Sen. Bernie Sanders (I-VT) is recovering from his heart attack in stride, according to video clips that surfaced on social media on Thursday, showing the presidential hopeful swinging a bat with his grandchildren.
Sanders tweeted a video on Thursday, showing the socialist senator playing baseball with his grandchildren in his backyard in Burlington, Vermont.
“Playoff baseball comes to our backyard,” he wrote:
Playoff baseball comes to our backyard. pic.twitter.com/mKVxw7FPbI
— Bernie Sanders (@BernieSanders) October 10, 2019
— Annie Grayer (@AnnieGrayerCNN) October 10, 2019
Sanders tweeted the video days after telling reporters outside his home that he would “change the nature of the campaign” in order to make sure that he has the strength “to do what I have to do.”
JUST IN: After returning from his visit to the cardiologist @BernieSanders tells us he is prepared to change the "nature" of his campaign. He said he plans to scale back his travel and the number of events he participates in. pic.twitter.com/IqUzM9stRN
— Ryan Nobles (@ryanobles) October 8, 2019
Nevertheless, Sanders quickly backtracked, telling NBC’s Nightly News that he “misspoke.” He added that the media’s coverage was driving him “a little bit nuts.”
“I misspoke the other day,” he said. “I said a word I should not have said and media drives me a little bit nuts to make a big deal about it.”
“We’re going to get back into the groove of a very vigorous campaign, I love doing rallies and I love doing town meetings,” he added.
Sanders recently sat down for an interview with CNN and was asked if he thought about dropping out the race amid his health scare, to which he replied, “No.”
“You know, when you hear the word ‘heart attack,’ you’re thinking of somebody lying on the ground in terrible pain. Wasn’t the case, OK? The day I woke up after the procedure, no pain, zero pain. No pain right now. I feel really good,” Sanders said, pivoting to his devotion to “transforming the dialogue in America” and stressing that he is “not a quitter.”

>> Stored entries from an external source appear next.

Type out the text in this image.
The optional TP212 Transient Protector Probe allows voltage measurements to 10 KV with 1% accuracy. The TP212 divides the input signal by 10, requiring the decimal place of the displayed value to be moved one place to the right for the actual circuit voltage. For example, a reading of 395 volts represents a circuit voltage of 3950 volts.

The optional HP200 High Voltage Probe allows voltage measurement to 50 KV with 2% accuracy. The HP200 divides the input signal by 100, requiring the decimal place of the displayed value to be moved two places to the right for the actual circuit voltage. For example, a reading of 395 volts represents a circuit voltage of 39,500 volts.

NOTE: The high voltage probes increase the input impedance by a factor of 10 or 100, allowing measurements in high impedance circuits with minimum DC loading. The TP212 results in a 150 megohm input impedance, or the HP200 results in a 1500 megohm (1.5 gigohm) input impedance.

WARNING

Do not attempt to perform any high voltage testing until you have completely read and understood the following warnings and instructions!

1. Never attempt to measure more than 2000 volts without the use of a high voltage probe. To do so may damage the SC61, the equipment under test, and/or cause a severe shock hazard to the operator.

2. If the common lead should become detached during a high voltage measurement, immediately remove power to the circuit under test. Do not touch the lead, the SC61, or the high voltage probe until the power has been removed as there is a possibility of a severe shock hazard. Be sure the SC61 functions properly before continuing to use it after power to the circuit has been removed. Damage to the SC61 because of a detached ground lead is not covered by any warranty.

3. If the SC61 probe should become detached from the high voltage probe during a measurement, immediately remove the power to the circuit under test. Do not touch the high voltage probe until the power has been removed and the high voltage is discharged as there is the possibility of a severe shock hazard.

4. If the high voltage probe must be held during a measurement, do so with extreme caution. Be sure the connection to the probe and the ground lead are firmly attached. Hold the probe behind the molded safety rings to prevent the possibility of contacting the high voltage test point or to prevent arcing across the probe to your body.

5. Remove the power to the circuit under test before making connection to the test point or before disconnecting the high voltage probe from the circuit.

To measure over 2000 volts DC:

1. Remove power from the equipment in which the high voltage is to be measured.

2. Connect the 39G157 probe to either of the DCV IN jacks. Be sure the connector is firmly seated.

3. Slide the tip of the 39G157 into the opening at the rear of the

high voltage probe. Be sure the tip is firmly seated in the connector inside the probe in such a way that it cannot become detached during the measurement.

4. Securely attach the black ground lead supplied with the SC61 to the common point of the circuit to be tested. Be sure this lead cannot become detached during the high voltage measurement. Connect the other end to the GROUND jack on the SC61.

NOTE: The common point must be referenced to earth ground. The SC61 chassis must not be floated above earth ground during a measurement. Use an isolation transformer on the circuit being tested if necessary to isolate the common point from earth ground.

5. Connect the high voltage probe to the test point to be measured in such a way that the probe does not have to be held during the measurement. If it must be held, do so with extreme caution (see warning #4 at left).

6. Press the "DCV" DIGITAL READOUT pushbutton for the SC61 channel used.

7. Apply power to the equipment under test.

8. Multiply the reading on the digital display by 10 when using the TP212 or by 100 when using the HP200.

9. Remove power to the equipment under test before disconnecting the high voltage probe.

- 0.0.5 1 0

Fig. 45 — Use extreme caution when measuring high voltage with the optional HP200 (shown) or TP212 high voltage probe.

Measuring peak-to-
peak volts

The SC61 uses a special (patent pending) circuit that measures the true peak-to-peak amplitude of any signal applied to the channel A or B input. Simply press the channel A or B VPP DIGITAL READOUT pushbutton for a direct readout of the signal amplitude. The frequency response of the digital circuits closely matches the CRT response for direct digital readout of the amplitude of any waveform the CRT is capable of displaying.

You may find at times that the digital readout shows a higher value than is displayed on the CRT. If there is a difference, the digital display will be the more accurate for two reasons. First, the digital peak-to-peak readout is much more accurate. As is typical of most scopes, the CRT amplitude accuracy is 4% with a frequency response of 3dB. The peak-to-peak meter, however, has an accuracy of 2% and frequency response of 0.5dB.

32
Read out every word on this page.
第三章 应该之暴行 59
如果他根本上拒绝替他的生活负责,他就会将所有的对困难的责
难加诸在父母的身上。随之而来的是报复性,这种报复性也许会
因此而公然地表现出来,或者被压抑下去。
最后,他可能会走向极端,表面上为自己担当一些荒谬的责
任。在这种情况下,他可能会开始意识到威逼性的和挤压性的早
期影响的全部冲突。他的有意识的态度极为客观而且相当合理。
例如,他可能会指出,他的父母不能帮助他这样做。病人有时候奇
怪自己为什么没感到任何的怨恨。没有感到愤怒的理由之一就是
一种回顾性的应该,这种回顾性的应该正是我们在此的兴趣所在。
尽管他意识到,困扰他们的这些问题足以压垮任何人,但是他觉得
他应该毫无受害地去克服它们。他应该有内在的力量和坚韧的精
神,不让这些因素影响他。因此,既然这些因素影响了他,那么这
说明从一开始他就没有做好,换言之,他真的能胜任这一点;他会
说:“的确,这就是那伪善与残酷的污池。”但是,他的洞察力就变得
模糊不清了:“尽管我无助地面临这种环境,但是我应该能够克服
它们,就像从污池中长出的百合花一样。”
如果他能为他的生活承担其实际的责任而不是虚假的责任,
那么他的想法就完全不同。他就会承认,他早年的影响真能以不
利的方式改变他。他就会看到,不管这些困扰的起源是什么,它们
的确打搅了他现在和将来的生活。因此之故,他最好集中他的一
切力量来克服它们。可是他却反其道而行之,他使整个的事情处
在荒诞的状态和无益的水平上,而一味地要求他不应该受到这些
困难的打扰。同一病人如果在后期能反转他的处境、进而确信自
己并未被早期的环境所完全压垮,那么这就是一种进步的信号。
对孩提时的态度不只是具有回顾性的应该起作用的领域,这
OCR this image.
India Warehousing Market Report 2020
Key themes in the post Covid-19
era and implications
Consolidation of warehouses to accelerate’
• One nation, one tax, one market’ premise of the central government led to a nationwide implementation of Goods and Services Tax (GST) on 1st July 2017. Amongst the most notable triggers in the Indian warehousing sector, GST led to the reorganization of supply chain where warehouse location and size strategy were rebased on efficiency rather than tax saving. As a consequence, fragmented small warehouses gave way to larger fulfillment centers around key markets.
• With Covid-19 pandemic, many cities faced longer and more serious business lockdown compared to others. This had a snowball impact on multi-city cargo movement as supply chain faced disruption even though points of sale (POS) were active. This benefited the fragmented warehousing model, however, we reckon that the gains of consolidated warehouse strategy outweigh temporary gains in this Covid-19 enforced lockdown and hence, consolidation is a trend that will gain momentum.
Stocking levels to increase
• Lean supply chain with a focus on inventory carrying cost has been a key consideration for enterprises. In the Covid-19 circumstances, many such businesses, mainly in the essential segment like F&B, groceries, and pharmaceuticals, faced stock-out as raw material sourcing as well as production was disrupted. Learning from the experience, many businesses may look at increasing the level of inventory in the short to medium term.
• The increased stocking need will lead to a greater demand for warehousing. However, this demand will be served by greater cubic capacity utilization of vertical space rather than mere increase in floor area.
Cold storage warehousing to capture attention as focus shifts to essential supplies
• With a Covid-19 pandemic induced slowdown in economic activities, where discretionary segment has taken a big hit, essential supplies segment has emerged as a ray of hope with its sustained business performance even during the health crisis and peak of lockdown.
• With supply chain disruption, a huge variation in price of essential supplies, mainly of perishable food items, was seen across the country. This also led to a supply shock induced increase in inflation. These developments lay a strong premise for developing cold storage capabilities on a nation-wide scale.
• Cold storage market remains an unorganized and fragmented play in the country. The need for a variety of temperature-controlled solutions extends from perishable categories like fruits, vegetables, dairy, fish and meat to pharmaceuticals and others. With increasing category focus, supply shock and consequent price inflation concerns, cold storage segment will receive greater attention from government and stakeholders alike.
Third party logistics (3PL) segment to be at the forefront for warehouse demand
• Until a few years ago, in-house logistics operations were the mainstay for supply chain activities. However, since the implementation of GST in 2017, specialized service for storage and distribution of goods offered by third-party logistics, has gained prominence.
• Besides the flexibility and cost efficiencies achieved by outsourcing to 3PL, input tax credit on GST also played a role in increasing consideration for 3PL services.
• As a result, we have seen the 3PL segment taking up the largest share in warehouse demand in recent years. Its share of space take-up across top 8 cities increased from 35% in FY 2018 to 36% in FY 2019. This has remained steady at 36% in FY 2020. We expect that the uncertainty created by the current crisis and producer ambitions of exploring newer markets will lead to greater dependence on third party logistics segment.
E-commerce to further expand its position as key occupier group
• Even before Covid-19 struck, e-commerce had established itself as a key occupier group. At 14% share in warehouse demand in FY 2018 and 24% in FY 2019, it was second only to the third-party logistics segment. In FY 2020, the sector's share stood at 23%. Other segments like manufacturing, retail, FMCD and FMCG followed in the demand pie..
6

“We have had significant success in kind of transforming the dialogue in America,” he said. “Many of the issues that I talked about four years ago … that were considered radical then and are kind of mainstream today.”
“Many of my Democratic opponents are saying today what I said four years ago. We’ve struggled really hard to get to where we are right now, bringing millions of people together in the fight for justice, and I’m not a quitter,” he added.